The central exhibition of the biennial is held in the Istanbul Modern Museum where the standouts are Ukrainian artist Nikita Kadan’s “The Shelter”, in which a parade of stuffed deer stand in front of a barricade of tyres — a comment on the conflict between Russia and Ukraine — and a series of paintings by Australian Aboriginal artist Djambawa Marawili, including one that looks like bees swarming from one country to another.

This year, for the first time the entire city, in all its magnificent architectural diversity, has been used to show art; there are exhibitions on the islands of the Marmara Sea, as well as in schools, an orphanage, a garage, a lighthouse and on an underwater stage.

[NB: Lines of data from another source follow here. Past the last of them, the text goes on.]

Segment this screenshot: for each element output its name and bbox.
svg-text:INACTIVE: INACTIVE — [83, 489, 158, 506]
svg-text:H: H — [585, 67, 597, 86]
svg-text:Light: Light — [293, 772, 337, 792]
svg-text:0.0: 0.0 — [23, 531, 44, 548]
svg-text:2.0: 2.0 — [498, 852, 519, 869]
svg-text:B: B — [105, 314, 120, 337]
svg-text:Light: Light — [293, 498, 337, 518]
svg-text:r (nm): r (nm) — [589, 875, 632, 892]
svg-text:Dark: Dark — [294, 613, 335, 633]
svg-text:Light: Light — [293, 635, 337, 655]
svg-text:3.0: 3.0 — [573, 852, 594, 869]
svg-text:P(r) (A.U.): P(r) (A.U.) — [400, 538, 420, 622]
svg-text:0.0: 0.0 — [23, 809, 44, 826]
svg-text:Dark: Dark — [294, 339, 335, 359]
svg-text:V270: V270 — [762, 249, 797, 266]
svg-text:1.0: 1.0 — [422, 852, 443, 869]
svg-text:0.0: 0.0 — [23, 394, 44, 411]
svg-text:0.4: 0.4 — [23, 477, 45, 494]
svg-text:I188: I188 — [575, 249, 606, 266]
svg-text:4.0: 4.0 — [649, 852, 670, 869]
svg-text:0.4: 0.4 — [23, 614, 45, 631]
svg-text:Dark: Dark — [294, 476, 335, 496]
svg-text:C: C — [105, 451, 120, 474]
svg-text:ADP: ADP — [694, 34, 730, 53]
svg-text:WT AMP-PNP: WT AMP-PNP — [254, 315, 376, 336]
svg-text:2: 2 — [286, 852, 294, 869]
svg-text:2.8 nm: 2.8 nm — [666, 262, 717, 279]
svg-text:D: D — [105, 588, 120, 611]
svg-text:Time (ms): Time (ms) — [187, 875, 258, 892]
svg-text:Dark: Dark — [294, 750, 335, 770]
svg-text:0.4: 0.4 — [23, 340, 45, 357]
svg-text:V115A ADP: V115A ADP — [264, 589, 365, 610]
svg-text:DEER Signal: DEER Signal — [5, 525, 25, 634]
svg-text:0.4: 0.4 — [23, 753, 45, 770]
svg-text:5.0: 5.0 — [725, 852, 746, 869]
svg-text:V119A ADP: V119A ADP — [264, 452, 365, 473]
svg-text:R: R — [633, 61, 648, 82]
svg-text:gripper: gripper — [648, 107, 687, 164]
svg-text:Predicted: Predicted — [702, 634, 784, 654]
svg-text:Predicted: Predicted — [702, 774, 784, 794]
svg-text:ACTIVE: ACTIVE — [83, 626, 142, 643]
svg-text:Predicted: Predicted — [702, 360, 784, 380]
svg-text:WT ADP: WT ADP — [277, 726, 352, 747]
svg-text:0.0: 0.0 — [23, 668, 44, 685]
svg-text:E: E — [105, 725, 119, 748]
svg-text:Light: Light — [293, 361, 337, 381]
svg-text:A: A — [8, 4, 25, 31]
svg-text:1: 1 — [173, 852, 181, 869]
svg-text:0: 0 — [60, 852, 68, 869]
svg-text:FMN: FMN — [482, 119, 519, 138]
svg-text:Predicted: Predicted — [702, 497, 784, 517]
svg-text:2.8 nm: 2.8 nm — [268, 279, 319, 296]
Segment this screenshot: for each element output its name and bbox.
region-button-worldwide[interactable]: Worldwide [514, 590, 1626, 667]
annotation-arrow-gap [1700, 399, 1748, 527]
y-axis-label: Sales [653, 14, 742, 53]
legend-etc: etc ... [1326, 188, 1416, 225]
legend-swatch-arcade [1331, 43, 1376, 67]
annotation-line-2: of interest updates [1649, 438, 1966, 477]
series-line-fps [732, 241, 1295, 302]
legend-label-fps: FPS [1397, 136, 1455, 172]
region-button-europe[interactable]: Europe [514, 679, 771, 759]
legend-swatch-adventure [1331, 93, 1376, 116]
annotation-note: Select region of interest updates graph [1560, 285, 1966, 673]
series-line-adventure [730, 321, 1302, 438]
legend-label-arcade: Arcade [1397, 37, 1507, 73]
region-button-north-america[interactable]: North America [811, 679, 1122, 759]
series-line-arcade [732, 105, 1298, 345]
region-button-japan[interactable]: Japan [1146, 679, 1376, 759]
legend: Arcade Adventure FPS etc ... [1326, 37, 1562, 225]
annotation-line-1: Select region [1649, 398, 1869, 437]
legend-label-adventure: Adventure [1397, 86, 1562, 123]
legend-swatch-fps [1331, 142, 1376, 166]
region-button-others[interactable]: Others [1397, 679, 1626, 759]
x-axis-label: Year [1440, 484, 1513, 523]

One of the highlights is the third instalment of Egyptian artist Wael Shawky’s Cabaret Crusades trilogy of films. It is screened in one of the oldest hammams in Istanbul, the 14th-century Küçük Mustafa Pasa, whose warren of Stygian chambers capped by hole-punctured domes filters a sepulchral light. Using a collection of creepy glass marionettes speaking in sonorous tones, Shawky continues his history of the crusades from the Arab perspective, opening with a flashback to the Battle of Karbala which intensified the rift between Sunni and Shia Muslims.

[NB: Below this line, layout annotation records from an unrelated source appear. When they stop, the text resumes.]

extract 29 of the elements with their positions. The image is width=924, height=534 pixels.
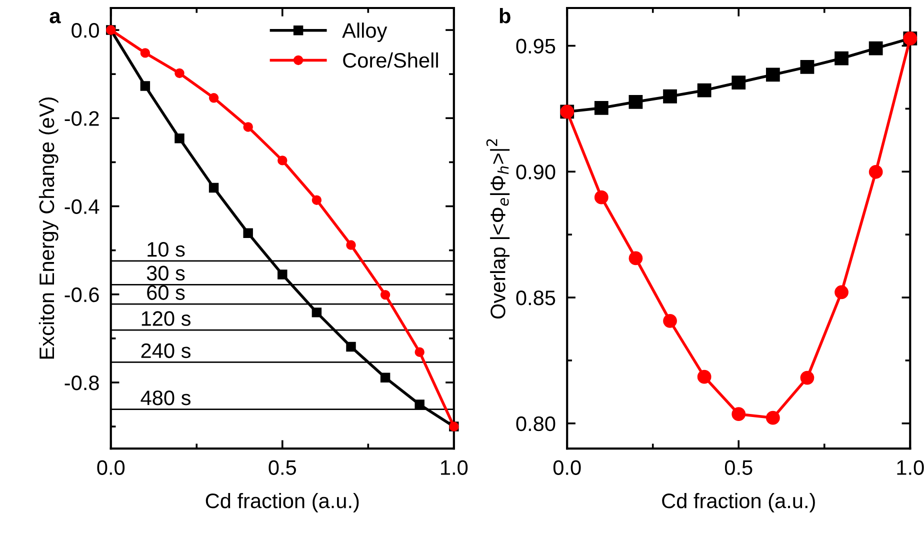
y-tick-label: -0.4 <box>64 199 100 214</box>
ref-line-label: 30 s <box>146 266 185 281</box>
x-tick-label: 1.0 <box>441 460 468 475</box>
ref-line-label: 240 s <box>141 343 190 358</box>
x-tick-label: 0.0 <box>97 460 125 475</box>
x-axis-title: Cd fraction (a.u.) <box>662 492 815 512</box>
y-tick-label: 0.90 <box>516 164 556 180</box>
ref-line-label: 120 s <box>142 311 190 326</box>
y-tick-label: -0.8 <box>64 375 99 390</box>
y-tick-label: 0.80 <box>516 416 556 432</box>
x-axis-title: Cd fraction (a.u.) <box>206 492 359 512</box>
legend-label: Alloy <box>342 22 388 42</box>
chart-title: b <box>500 8 510 24</box>
ref-line-label: 480 s <box>140 390 190 406</box>
x-tick-label: 0.5 <box>724 460 752 475</box>
y-axis-title: Overlap |<Φ$_{e}$|Φ$_{h}$>|$^{2}$ <box>486 139 510 319</box>
x-tick-label: 0.0 <box>553 460 581 475</box>
legend-label: Core/Shell <box>343 52 438 68</box>
x-tick-label: 1.0 <box>897 460 924 475</box>
x-tick-label: 0.5 <box>268 460 296 475</box>
y-tick-label: 0.85 <box>516 290 556 306</box>
y-tick-label: 0.95 <box>516 38 556 54</box>
y-tick-label: 0.0 <box>72 23 99 38</box>
ref-line-label: 10 s <box>148 242 185 257</box>
ref-line-label: 60 s <box>147 285 185 300</box>
y-tick-label: -0.6 <box>64 287 99 302</box>
y-tick-label: -0.2 <box>64 111 99 126</box>
chart-title: a <box>50 12 61 24</box>
y-axis-title: Exciton Energy Change (eV) <box>38 98 58 359</box>
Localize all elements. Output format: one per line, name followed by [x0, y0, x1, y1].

Apart from this, the chief magic of the biennial resides on the island of Büyükada, an hour or so from Istanbul by ferry. During the 19th century, the island was the playground of the city’s elite and is still full of their ornate summerhouses. Cars are banned on the island, which is dominated by horse-drawn carriages high-stepping through its hilly streets at a fearsome pace.

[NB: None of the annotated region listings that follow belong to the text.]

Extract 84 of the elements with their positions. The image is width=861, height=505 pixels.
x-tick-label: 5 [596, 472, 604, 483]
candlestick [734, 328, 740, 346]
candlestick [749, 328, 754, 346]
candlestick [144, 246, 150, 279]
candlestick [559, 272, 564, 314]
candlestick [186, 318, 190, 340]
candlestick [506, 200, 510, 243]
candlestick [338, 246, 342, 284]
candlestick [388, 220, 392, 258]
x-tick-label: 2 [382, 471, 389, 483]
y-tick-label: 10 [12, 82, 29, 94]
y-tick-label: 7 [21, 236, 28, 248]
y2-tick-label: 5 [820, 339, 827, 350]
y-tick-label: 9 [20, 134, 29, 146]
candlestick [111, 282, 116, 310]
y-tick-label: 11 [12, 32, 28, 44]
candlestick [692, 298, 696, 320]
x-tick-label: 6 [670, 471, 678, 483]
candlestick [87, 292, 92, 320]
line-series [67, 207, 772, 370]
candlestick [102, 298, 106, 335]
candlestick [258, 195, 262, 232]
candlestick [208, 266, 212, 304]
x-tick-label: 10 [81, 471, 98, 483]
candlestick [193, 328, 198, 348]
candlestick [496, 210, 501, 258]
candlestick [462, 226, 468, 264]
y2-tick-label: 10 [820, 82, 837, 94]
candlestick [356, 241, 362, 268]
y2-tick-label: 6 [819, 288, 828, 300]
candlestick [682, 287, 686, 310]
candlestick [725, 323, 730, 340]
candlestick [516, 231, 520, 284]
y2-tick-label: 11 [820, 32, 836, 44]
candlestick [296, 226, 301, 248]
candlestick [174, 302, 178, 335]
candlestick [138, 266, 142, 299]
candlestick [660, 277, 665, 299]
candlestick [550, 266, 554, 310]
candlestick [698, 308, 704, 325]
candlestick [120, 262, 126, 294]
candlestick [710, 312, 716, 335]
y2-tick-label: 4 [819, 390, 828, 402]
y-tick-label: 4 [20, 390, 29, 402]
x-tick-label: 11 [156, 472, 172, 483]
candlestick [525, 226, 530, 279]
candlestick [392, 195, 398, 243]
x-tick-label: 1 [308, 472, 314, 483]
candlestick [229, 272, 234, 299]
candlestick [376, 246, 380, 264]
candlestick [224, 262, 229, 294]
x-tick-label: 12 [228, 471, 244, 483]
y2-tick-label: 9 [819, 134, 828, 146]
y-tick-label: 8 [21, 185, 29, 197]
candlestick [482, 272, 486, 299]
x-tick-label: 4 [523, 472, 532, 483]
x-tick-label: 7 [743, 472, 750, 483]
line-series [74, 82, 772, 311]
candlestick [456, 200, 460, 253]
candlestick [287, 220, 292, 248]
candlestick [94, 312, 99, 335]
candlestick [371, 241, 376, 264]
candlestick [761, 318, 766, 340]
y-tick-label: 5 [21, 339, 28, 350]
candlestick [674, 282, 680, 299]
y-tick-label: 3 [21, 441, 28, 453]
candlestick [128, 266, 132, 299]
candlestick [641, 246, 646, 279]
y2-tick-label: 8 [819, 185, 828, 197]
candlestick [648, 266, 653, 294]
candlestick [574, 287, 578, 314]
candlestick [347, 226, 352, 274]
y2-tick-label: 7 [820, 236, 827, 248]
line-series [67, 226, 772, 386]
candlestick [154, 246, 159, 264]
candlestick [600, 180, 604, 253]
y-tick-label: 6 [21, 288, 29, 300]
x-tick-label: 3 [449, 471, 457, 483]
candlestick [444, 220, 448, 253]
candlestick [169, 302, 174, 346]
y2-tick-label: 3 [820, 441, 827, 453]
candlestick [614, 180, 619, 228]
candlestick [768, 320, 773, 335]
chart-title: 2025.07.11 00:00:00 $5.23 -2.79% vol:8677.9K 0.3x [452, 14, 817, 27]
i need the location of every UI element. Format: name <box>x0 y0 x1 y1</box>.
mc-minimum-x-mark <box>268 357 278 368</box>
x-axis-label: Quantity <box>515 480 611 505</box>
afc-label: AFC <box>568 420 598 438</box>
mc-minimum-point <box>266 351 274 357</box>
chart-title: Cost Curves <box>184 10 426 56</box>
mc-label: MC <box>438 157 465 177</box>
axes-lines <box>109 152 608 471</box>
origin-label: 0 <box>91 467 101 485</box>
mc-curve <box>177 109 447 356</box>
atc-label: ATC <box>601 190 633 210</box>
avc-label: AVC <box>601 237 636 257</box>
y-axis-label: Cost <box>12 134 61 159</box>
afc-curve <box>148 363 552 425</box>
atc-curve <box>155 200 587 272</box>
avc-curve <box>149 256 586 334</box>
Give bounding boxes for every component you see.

With the expulsion of the Greeks and Armenians from Turkey in the 1920s, many of whom owned the houses, a number of them now lie in ruins. One such is the house in which Leon Trotsky lived when he was exiled from Russia between 1929 and 1933 — only its outside walls are still standing. Here, in a lobster pool he built in the sea at the bottom of the garden, Argentine artist Adrián Villar-Rojas has created giant concrete animals, each bearing others on their backs.

Who knows what the hippo covered in a bearskin is supposed to signify, or the rhino carrying an elk? Beasts of burden perhaps, or animals coming in two by two? Under the turquoise sky and in a shimmering sea, they are simply bodies on a beach under a fierce sun, reminding one of others not far away.

Corey Wilkes plays trumpet as part of a performance on the Bosphorus by Theaster Gates
Corey Wilkes plays trumpet as part of a performance on the Bosphorus by Theaster Gates

One of the most memorable moments of the opening week of the biennial was listening to the soulful wail of a trumpet played by the American jazz composer Corey Wilkes on a boat heading up the Bosphorus towards the Black Sea. The journey was part of a performance by the Chicago-based artist Theaster Gates, who is also exhibiting his Iznik pottery-inspired plates at the biennial.

On the boat, Gates recited a poem he had written about a “Silver City”, which concluded: “Who gets to float; who sinks, who swims?” As he spoke, a vast half-built bridge uniting Asia with Europe loomed into view, suspended over the Bosphorus like a gallows.

At a press conference Christov-Bakargiev, who was also on Gates’s boat, had said: “The reason I’m not in politics but in art is because I feel art has the possibility of shaping the souls of people and in a trickle-down effect somehow shaping what will also be the policies of governments.”

Only time will tell whether the pen, pencil or sculpture is truly mighty when it comes to shaping “thought forms”.